Unfortunately, risk of infertility increases with age, especially in females. Each year that goes by is one more year in which physiological barriers to reproduction can arise. Endometriosis is a good example. This disease involves the abnormal growth of the uterine lining, the endometrium. Endometrial cells may grow on the ovaries, or into the Fallopian tubes, which may become blocked. Almost 20% of infertile women have endometriosis, which typically occurs in women in their thirties and forties who have not had children.
Many factors can interfere with the menstrual cycle, especially in younger women. Heavy exercise, low-calorie diets, weight loss, too little body fat, obesity, smoking, alcohol and drug abuse, too much caffeine, and even psychological stress can interrupt ovulation and cause infertility, at least temporarily. Normal cycles often resume once the cause of the problem is discovered and corrected.
A word of caution: An absence of the menstrual bleeding does not necessarily mean a woman is infertile! Many young women erroneously assume they cannot get pregnant since they are not having periods, but it is possible that ovulation is still occurring. Unless the woman is trying to conceive, birth control is essential even in the absence of menstrual periods.
Seeking Help for Infertility
Couples who have not conceived after a year of trying to get pregnant are generally advised to look for a medical diagnosis. Sometimes couples simply need to keep trying; about half of these couples succeed in conceiving even with no treatment. But since infertility treatment can take several years to produce a successful pregnancy, early investigation is recommended, especially for older couples.
Treatment for infertility begins with medical testing to discover why conception has not occurred. The man's sperm is analysed, and the woman's menstrual cycle is evaluated to be sure she is ovulating. Hormone levels are checked, and samples of the uterine lining may be taken. The woman's reproductive organs are evaluated with x-rays and laparoscopy. (A laparoscope is a thin telescope to which a laser is attached. It is used to see the reproductive organs and sometimes treat certain problems.)

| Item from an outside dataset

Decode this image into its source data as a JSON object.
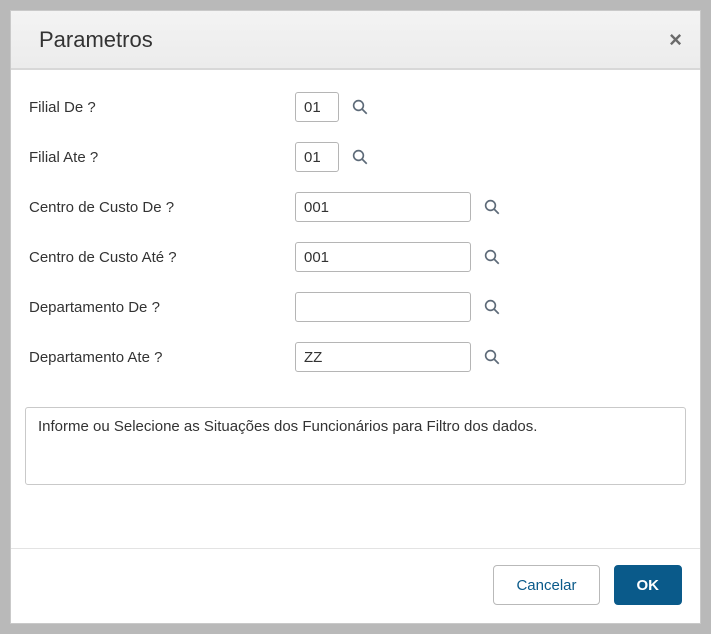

Medical testing for infertility can be an arduous process, both physically and psychologically. The process includes embarrassing questions, physical discomfort, financial expense, and months of waiting for test results. Sex can become a scheduled and stressful event, rather than an expression of love and desire. Love, understanding, and mutual support are vital for couples undergoing infertility evaluation to prevent the marital discord and decline in sex drive that sometimes occur in this situation.
About half of all couples undertaking treatment for infertility eventually have biological children. In some cases, the physiological barriers to conception may be corrected with medical procedures. When this cannot be accomplished, several alternatives are available, depending on the nature of the infertility. Donor sperm may be used to fertilise the woman's egg if the man is infertile. When for some reason conception cannot occur in the woman's body, various in vitro fertilisation (IVF) techniques may help. With IVF, an oocyte is fertilised by sperm in the laboratory. The fertilised ovum is then placed back in the uterus to develop. Oocytes and sperm may come from the biological parents or from donors. If a woman cannot produce oocytes, the couple may opt for a surrogate mother, with the man's sperm fertilising the egg of another woman, who carries the child and delivers it to the infertile couple after birth. If the woman can produce oocytes but for some reason cannot have a pregnancy, a second woman may provide a "host uterus" for the fertilised egg from the original couple. Many couples become parents by adopting children.